Strategies to prevent this group of events involve simple, quick, and practically cost-free actions such as use of proper handwashing techniques, checklists, and double-check. Because these events represent the most prevalent, predictable, and preventable types of patient harm, you can think of them as a trifecta of sorts.
The trifecta of preventable infections, procedural mix-ups, and medication mistakes constitute exactly the sort of problems that can be successfully addressed through public awareness and education campaigns.
Our Best Hope for Success
No matter how sophisticated the science of medicine or clinical care delivery systems become, it is an inescapable reality that ensuring patient safety is often a function of forming and sustaining simple safety habits among the millions of nurses, physicians, pharmacists, therapists, support staff, and others who affect the lives of patients every day.

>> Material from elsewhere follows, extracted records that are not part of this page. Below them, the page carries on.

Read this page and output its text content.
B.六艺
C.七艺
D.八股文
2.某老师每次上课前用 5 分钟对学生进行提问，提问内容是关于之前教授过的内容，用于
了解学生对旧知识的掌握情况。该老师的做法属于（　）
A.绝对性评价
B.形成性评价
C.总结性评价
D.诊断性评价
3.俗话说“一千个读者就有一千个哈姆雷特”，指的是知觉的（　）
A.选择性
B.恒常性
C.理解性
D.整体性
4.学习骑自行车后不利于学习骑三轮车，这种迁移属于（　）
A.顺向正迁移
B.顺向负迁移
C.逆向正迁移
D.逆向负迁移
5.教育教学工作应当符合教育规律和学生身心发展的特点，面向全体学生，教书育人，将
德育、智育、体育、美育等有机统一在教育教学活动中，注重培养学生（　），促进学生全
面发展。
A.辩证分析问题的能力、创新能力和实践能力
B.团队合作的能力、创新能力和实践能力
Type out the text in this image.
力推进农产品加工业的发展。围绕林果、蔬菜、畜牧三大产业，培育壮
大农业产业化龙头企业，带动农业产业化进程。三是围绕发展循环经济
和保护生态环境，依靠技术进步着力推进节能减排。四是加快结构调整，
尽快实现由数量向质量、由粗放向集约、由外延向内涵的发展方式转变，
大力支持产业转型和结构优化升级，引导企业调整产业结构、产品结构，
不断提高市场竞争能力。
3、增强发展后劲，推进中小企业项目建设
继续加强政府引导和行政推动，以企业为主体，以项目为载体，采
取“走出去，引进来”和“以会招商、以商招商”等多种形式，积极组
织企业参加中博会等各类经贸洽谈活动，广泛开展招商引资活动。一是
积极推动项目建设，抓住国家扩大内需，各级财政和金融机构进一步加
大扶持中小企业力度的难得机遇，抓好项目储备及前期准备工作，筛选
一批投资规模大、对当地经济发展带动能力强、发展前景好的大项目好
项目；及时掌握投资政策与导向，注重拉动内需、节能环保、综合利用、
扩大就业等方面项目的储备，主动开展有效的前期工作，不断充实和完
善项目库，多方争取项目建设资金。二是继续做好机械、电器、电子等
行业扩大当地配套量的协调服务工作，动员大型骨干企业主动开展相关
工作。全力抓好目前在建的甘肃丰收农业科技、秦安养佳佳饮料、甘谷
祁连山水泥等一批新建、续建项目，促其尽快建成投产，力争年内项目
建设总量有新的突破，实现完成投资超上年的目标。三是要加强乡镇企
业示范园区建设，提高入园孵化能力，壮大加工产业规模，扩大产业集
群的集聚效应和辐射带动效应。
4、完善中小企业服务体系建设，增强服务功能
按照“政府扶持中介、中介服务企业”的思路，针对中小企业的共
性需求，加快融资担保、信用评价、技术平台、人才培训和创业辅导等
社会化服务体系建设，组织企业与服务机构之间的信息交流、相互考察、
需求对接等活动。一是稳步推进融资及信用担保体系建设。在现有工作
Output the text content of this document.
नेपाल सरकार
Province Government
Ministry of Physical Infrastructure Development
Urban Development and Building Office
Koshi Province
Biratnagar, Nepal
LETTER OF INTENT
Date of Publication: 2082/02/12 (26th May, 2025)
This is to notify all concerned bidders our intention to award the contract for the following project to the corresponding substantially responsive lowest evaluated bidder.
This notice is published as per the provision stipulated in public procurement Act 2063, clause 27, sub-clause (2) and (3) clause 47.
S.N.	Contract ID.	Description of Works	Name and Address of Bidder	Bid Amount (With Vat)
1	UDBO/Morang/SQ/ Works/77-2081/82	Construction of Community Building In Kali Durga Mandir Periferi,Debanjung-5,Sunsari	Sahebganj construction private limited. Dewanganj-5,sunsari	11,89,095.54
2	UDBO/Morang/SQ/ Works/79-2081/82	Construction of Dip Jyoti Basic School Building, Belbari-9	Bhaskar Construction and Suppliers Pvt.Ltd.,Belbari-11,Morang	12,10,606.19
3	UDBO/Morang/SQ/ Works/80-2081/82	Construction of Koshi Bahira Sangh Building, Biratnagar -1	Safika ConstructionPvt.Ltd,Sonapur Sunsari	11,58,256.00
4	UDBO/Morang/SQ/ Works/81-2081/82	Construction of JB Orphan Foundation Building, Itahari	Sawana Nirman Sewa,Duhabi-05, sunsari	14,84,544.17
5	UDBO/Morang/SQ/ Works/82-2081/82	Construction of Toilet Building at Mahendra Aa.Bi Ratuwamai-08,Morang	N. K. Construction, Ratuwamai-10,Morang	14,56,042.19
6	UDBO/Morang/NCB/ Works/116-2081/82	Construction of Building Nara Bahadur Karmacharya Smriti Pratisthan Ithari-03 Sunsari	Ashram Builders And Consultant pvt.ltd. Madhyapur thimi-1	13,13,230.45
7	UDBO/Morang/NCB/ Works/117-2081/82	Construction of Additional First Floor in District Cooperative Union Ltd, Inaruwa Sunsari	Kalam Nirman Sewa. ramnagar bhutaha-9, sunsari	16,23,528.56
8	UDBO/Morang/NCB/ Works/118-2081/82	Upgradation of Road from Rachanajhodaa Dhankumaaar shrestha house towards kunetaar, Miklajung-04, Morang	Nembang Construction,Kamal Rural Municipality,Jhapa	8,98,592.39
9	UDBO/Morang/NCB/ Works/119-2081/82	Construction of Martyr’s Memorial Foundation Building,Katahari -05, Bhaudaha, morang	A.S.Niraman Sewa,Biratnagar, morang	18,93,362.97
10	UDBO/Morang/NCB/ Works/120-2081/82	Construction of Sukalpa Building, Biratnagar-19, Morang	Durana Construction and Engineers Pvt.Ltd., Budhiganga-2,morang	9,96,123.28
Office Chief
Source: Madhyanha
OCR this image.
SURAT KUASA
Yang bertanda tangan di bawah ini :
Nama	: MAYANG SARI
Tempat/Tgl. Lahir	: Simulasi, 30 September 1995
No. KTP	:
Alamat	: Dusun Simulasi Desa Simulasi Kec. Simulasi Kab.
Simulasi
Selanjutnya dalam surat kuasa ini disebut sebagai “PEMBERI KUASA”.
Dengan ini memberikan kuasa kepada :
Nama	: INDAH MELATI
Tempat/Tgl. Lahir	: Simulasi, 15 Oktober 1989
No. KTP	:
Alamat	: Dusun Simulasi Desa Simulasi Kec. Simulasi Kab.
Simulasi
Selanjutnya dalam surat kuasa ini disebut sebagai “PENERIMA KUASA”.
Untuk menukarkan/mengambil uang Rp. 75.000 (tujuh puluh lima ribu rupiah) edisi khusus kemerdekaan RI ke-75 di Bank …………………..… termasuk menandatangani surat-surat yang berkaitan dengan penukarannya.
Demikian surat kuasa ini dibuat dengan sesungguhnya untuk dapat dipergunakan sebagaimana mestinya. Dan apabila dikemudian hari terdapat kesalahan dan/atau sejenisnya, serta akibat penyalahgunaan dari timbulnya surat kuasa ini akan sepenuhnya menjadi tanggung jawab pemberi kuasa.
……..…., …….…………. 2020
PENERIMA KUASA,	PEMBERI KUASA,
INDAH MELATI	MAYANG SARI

The breadth and volume of people who must exhibit safety habits begs for a unified, straightforward, and manageable approach.
The work before us calls for a paradigm that is comprehensible to everyone regardless of rank or role and that unifies efforts of hospitals, public health, and society overall.
To the extent they are capable, providers and consumers of healthcare need to know and exercise their roles and responsibilities for eliminating healthcare’s current trifecta of safety events. Building accountability around the safety habits that can eliminate these recurring serious safety events depends on creating a greater sense that providers are accountable to their patients while also preparing patients to speak up when they observe lapses in their healthcare.
In order to change the behavior of healthcare providers, we must influence the behavior of the patients around them. Whatever reasons have existed for treating hospital safety as an in-house matter, it is time to take this issue to the streets. How ready are you to help protect yourself and others from unnecessary healthcare harm?